Through collaboration with additional Stanford faculty, the Human Trafficking Data Lab boasts expertise in a broad range of disciplines, including law, economics, medicine, statistics, computer science, and business. The lab is particularly enthusiastic about engaging a number of graduate students and undergraduates in its work, including a PhD student at the Graduate School of Business, who is supporting the lab’s work on corporate governance, and a PhD student in the Department of Statistics supporting the lab’s work in developing decision support algorithms. This summer, two new undergraduates supported by the King Center will join the team, including Maria Clara Rodrigues, who brings both her native Portuguese (she hails from Rio de Janeiro) and coursework in economics and policy. Together, the students will work to map and document the data repository underlying the work of the lab in an effort to institutionalize and scale its work in other contexts.
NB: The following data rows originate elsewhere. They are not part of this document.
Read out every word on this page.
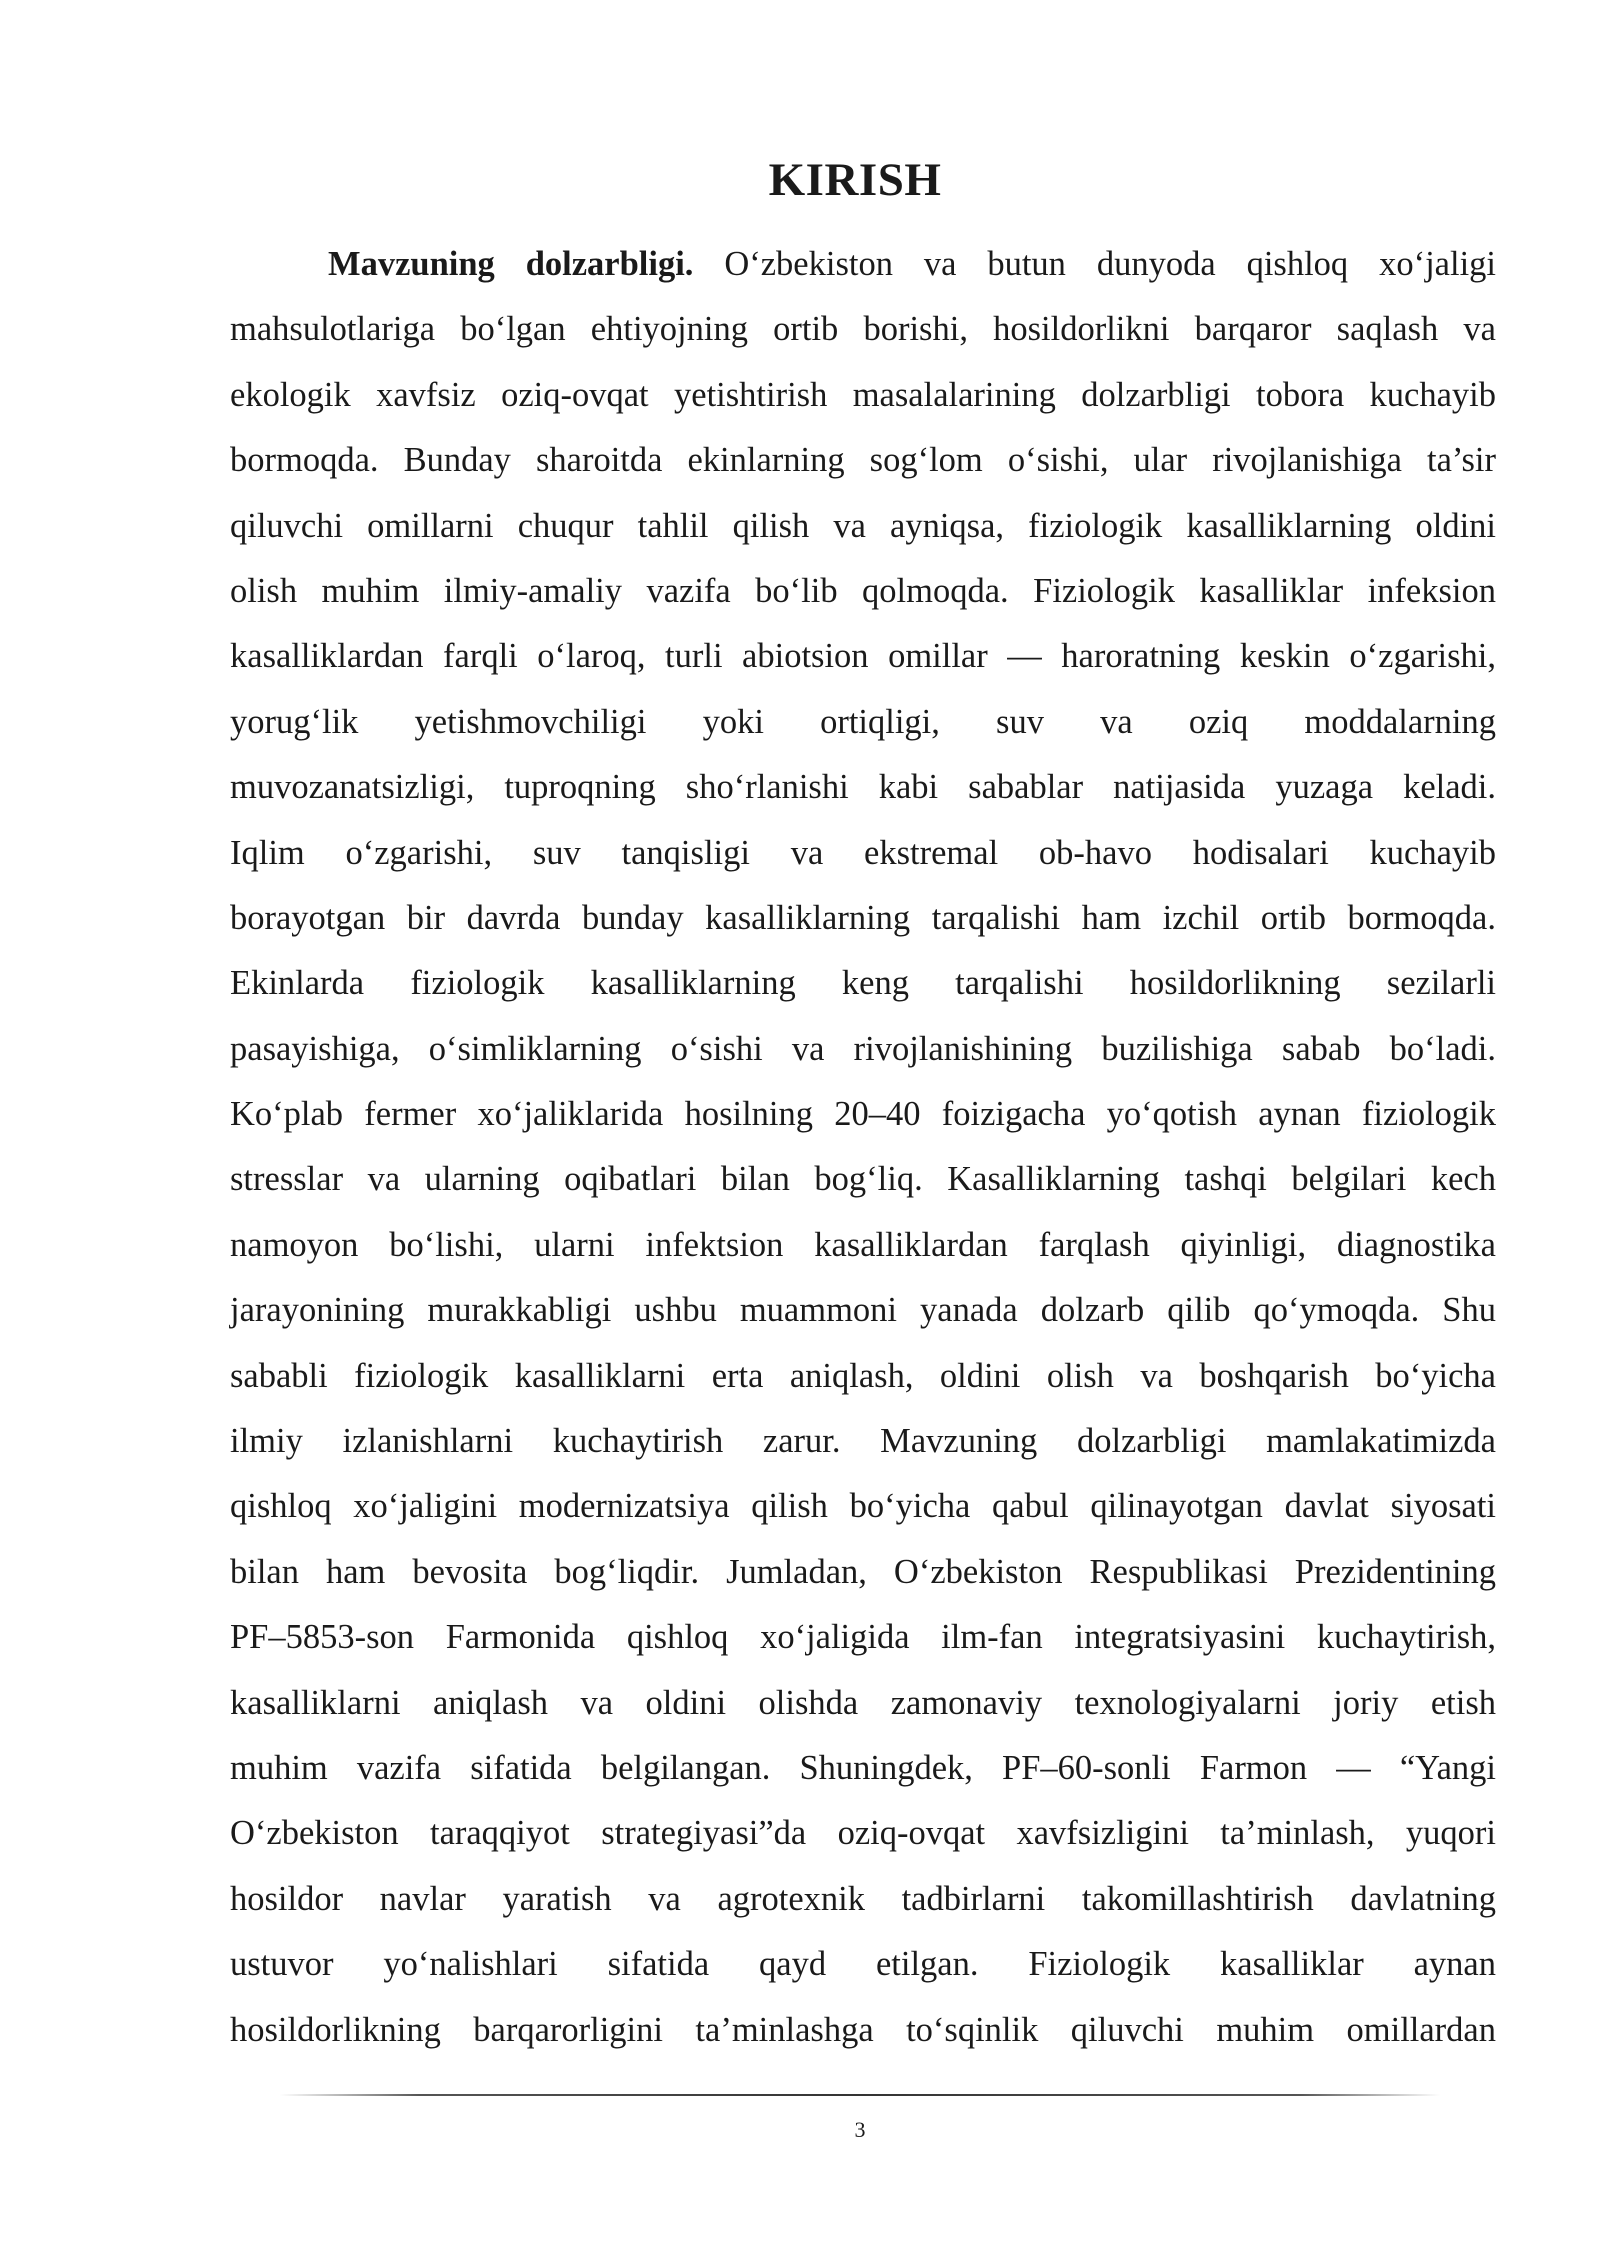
KIRISH
Mavzuning dolzarbligi. O‘zbekiston va butun dunyoda qishloq xo‘jaligi
mahsulotlariga bo‘lgan ehtiyojning ortib borishi, hosildorlikni barqaror saqlash va
ekologik xavfsiz oziq-ovqat yetishtirish masalalarining dolzarbligi tobora kuchayib
bormoqda. Bunday sharoitda ekinlarning sog‘lom o‘sishi, ular rivojlanishiga ta’sir
qiluvchi omillarni chuqur tahlil qilish va ayniqsa, fiziologik kasalliklarning oldini
olish muhim ilmiy-amaliy vazifa bo‘lib qolmoqda. Fiziologik kasalliklar infeksion
kasalliklardan farqli o‘laroq, turli abiotsion omillar — haroratning keskin o‘zgarishi,
yorug‘lik yetishmovchiligi yoki ortiqligi, suv va oziq moddalarning
muvozanatsizligi, tuproqning sho‘rlanishi kabi sabablar natijasida yuzaga keladi.
Iqlim o‘zgarishi, suv tanqisligi va ekstremal ob-havo hodisalari kuchayib
borayotgan bir davrda bunday kasalliklarning tarqalishi ham izchil ortib bormoqda.
Ekinlarda fiziologik kasalliklarning keng tarqalishi hosildorlikning sezilarli
pasayishiga, o‘simliklarning o‘sishi va rivojlanishining buzilishiga sabab bo‘ladi.
Ko‘plab fermer xo‘jaliklarida hosilning 20–40 foizigacha yo‘qotish aynan fiziologik
stresslar va ularning oqibatlari bilan bog‘liq. Kasalliklarning tashqi belgilari kech
namoyon bo‘lishi, ularni infektsion kasalliklardan farqlash qiyinligi, diagnostika
jarayonining murakkabligi ushbu muammoni yanada dolzarb qilib qo‘ymoqda. Shu
sababli fiziologik kasalliklarni erta aniqlash, oldini olish va boshqarish bo‘yicha
ilmiy izlanishlarni kuchaytirish zarur. Mavzuning dolzarbligi mamlakatimizda
qishloq xo‘jaligini modernizatsiya qilish bo‘yicha qabul qilinayotgan davlat siyosati
bilan ham bevosita bog‘liqdir. Jumladan, O‘zbekiston Respublikasi Prezidentining
PF–5853-son Farmonida qishloq xo‘jaligida ilm-fan integratsiyasini kuchaytirish,
kasalliklarni aniqlash va oldini olishda zamonaviy texnologiyalarni joriy etish
muhim vazifa sifatida belgilangan. Shuningdek, PF–60-sonli Farmon — “Yangi
O‘zbekiston taraqqiyot strategiyasi”da oziq-ovqat xavfsizligini ta’minlash, yuqori
hosildor navlar yaratish va agrotexnik tadbirlarni takomillashtirish davlatning
ustuvor yo‘nalishlari sifatida qayd etilgan. Fiziologik kasalliklar aynan
hosildorlikning barqarorligini ta’minlashga to‘sqinlik qiluvchi muhim omillardan
3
“My coursework in policy and economics has led me to believe that systemic reforms as well as local incentives are essential to achieve economic development and promote social justice – I think the lab can help achieve both in the anti-trafficking field,” Rodrigues said. “With the lab, I hope we can advance efforts to implement the best practices in gathering, treating, and disseminating data and at the same time equip me with unique research training that I believe is valuable for my career.”
As the lab navigates the implications of the novel coronavirus pandemic on its various research initiatives, there are plans to travel to Brazil, when able, to engage in two-way learning with key government and civil society stakeholders – gathering a deeper understanding of how existing data are used and how the lab’s work might encourage new insights – while consolidating existing local partnerships. Ensuring the lab’s work meets needs of those at the frontlines of the anti-trafficking effort and promotes successful implementation and scalability to additional countries of supported interventions remains a key priority.